RBI: Currency outweighs inflation relief for monetary panel for now – Blue Barrows

Mumbai: A sense of relief appears to be emerging on the magnitude of future interest rate increases by the Reserve , thanks to Monetary Policy Committee’s external members Jayanth Varma and Ashima Goyal.

When the conservative Varma suggests repo rate at 6% is good enough for a pause, it’s a sufficient signal that the RBI is close to peak interest rate, for now. After a fourth straight increase, the repo rate is at 5.9%. To add weight to Varma’s stance, Goyal said the MPC may end up overdoing the increases, hurting the economy.

Both argue that monetary policy works with a lag, so it makes sense to take the foot off the pedal and take stock of past increases before delivering the fourth 50 basis points increase. A basis point is 0.01 percentage point.

“If lagged effects of monetary policy are large, as in India, overreaction can be very costly,” wrote Goyal. “Taking Indian repo rates too high imposed heavy costs in 2011, 2014 and 2018. A credit and investment slowdown was aggravated and sustained. It is necessary to go very carefully now that forward-looking real interest rates are positive.”

Varma, who in the past questioned extraordinary monetary stimulus to fight Covid-triggered slowdown, threw a surprise.

“I think the MPC should now raise the policy rate to 6% and then take a pause,” Varma said in the minutes. “A pause is needed after this hike because monetary policy acts with lags. It may take 3-4 quarters for the policy rate to be transmitted to the real economy, and the peak effect may take as long as 5-6 quarters.”

For her part, Goyal says the real interest rate based on the RBI’s forecast for fiscal first quarter next year could be a positive 75 basis points, or 100 if the repo rate is moved to 6% as Varma suggests.

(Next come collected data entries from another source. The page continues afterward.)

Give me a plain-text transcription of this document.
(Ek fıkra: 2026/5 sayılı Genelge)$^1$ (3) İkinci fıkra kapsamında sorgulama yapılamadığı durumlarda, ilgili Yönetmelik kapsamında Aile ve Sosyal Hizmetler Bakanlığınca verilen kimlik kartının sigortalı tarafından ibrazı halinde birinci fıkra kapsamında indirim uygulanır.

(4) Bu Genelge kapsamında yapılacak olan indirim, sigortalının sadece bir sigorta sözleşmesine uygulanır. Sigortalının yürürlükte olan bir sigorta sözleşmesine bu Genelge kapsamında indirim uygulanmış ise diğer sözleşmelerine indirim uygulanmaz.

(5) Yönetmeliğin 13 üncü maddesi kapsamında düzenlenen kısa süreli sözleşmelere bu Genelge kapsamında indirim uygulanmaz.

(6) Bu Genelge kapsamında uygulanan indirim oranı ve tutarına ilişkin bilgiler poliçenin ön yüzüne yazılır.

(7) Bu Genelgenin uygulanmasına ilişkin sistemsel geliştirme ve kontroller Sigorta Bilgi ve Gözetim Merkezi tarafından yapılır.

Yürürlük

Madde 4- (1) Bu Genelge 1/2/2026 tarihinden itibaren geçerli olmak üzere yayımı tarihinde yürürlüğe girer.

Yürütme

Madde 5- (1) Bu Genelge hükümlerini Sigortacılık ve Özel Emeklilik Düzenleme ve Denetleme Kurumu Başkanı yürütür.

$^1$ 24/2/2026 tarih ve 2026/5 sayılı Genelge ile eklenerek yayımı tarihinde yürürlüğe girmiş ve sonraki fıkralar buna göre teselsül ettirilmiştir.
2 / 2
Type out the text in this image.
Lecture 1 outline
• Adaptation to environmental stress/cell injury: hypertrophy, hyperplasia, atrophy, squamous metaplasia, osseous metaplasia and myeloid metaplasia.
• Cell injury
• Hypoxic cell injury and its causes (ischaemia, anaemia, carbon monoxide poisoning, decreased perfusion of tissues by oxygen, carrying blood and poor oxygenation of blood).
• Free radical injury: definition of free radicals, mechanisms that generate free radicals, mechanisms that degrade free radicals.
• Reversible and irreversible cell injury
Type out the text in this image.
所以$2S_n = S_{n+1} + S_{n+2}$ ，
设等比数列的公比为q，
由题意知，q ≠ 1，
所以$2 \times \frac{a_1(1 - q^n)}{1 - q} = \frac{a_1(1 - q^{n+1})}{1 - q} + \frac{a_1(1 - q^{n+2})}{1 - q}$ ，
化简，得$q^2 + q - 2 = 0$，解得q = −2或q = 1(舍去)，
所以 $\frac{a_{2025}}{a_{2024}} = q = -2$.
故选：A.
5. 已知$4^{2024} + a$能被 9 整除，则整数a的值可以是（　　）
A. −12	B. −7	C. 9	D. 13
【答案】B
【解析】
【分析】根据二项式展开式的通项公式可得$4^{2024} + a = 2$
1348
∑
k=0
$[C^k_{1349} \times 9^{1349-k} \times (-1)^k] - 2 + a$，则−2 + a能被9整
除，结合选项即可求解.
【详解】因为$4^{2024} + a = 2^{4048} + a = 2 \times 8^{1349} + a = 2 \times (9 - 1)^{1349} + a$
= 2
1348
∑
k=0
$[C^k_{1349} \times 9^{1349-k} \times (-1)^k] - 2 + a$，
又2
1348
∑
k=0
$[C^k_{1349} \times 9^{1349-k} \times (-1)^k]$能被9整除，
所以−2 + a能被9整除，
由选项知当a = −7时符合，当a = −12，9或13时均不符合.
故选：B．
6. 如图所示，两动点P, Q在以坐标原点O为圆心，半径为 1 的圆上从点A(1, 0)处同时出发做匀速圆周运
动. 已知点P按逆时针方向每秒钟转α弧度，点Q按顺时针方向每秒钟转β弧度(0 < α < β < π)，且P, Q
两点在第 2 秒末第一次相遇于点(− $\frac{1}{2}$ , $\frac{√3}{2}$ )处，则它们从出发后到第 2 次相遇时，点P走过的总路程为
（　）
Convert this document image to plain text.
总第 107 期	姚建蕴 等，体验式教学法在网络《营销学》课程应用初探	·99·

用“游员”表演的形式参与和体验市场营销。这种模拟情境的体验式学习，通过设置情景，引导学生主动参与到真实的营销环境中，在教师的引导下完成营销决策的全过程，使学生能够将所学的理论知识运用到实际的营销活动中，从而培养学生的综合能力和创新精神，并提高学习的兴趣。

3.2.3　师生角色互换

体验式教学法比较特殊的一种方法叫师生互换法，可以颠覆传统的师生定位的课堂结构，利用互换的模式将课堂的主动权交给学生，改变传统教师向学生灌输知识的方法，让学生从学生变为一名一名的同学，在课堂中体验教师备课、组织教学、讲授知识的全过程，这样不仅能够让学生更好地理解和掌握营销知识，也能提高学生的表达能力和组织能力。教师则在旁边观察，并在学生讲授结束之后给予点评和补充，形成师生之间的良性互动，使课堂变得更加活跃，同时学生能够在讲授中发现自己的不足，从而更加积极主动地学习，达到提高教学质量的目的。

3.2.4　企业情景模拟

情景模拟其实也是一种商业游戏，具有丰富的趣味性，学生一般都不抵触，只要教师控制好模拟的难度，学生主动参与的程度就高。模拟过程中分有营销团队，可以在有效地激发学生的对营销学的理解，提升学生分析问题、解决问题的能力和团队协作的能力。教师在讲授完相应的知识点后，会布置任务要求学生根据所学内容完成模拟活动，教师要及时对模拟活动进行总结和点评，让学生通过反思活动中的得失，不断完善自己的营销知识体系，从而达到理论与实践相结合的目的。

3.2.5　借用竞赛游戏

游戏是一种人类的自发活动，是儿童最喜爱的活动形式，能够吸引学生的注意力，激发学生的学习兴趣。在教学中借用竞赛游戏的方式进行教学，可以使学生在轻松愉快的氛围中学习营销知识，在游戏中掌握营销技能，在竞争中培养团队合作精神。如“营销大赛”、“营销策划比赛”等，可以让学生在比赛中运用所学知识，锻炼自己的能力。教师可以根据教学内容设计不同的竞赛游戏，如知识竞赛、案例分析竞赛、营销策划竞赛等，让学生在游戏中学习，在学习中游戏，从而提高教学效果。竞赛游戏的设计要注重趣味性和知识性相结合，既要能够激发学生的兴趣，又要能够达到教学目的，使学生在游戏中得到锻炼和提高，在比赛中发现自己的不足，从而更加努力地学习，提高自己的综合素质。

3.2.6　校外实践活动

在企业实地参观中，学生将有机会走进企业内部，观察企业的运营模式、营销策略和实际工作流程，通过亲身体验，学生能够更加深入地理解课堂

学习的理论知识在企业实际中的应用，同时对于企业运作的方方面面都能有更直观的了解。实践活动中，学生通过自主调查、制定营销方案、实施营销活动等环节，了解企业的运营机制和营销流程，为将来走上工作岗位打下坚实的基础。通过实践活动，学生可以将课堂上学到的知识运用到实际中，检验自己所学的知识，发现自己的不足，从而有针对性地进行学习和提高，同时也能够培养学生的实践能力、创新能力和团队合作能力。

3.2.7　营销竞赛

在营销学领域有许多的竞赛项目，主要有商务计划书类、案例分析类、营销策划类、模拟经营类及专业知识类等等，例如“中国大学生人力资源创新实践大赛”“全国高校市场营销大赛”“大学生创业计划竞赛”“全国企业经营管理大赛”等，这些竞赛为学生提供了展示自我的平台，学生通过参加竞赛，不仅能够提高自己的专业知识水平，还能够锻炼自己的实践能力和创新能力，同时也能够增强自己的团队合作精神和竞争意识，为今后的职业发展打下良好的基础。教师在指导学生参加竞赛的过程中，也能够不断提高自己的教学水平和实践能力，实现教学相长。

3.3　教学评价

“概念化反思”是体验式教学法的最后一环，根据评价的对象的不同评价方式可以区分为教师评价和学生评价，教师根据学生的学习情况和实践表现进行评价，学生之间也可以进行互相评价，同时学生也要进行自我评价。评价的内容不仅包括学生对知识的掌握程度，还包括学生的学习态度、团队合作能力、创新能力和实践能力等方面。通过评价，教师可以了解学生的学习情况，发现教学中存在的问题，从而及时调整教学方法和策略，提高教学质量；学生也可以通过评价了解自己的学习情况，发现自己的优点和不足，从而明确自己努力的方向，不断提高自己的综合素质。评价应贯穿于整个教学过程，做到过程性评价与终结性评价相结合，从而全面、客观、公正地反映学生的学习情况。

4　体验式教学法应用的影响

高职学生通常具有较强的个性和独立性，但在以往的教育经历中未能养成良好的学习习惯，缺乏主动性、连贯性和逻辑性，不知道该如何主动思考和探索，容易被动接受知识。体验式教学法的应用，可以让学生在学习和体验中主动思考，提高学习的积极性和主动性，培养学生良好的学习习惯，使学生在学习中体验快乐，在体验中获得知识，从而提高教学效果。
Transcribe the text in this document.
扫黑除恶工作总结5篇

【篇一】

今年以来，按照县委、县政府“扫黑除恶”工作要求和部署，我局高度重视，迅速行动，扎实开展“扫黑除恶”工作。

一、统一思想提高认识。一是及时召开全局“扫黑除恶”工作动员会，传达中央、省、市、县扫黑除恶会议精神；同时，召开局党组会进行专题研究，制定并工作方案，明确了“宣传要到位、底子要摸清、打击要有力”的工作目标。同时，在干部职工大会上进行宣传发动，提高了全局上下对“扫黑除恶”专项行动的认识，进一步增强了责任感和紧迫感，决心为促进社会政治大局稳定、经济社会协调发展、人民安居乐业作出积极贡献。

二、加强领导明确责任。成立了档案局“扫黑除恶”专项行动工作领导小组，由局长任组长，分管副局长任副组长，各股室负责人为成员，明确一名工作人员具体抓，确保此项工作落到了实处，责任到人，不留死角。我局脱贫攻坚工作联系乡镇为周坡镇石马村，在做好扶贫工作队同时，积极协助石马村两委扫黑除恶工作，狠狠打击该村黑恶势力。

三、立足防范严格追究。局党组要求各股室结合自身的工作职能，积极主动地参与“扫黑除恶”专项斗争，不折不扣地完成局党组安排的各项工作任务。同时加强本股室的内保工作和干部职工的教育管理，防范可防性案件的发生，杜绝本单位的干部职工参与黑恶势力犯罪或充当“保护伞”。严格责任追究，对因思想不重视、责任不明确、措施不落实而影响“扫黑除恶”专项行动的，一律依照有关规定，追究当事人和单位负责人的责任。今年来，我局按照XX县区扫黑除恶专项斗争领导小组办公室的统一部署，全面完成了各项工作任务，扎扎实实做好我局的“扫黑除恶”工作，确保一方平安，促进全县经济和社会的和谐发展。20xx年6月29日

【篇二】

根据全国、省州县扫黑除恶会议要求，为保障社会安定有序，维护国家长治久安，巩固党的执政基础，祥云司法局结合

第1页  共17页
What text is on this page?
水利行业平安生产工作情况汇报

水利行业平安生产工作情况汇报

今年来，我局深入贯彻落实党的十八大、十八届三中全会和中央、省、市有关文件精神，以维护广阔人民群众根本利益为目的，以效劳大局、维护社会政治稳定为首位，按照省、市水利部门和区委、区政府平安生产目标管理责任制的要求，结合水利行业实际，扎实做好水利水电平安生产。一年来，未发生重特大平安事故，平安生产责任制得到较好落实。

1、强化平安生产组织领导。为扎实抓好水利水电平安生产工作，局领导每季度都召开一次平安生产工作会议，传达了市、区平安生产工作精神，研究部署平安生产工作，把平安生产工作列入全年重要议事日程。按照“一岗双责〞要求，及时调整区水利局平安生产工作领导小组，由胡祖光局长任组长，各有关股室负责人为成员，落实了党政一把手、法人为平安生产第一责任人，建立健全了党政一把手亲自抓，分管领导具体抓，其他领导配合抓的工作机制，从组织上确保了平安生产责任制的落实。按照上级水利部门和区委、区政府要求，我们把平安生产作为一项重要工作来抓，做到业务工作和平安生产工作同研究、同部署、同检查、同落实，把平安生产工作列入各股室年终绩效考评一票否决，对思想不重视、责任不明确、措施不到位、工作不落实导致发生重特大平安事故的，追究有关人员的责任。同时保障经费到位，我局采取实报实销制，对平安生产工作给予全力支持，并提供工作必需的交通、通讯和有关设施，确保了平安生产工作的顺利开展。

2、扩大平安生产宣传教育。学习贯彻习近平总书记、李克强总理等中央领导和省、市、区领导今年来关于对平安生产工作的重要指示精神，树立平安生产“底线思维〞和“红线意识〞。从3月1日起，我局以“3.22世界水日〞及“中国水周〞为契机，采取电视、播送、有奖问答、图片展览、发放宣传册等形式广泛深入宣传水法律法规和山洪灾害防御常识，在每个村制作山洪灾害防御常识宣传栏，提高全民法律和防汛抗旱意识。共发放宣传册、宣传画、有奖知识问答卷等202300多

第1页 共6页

But there’s a reversal in the role of the MPC members, especially from the RBI that went beyond MPC’s rate easing to revive growth. When external members are for a pause, RBI economists are turning extra vigilant.

“What is disquieting is that inflation stripped of these transitory effects has become unyielding,” wrote Deputy Governor Michael Patra. “The RBI’s forward-looking surveys suggest that selling prices in manufacturing and services may rise further as pass-through from input cost pressures remains incomplete,” which calls for frontloading to anchor expectations, he said.

While Varma-Goyal’s public commentary may be restrained due to the inflation targeting law that specifies only ‘growth and inflation’, Patra’s reference to ‘exchange rate’ now becomes key in monetary policy making.

“Exchange rate volatility (read depreciation) is amplifying these core price pressures, especially in view of key import prices being invoiced in the US dollar,” said Patra.

Currency movements during normal times are determined by the fundamentals of an economy. Now, Federal Reserve Chairman Jerome Powell who threw trillions of dollars for free last year is charging like an Indian money lender, forcing leveraged investors to dump all other assets bought with cheap USD.

Governor Shaktikanta Das describes it as the ‘third shock.’

“The financial and external sectors also continue to be under the Reserve Bank’s close watch,” wrote Das.

What’s happening in the financial and external sectors?

The UK just sacked its finance minister for a fiscal mess. The US and UK treasury bonds are performing worse than risky equities. The S&P 500 has lost more than a quarter of its value. The Japanese Yen is down 30% to the US Dollar.

“There could be even more economic shocks. Financial stability risks are growing: rapid and disorderly repricing of assets could be amplified by pre-existing vulnerabilities, including high sovereign debt and concerns over liquidity in key segments of the financial market,” Kristalina Georgieva, managing director of International Monetary Fund, said ahead of its annual conference where Governor Das and his deputy Patra were present. Their return from such a meeting last time marked the beginning of the rate hike cycle.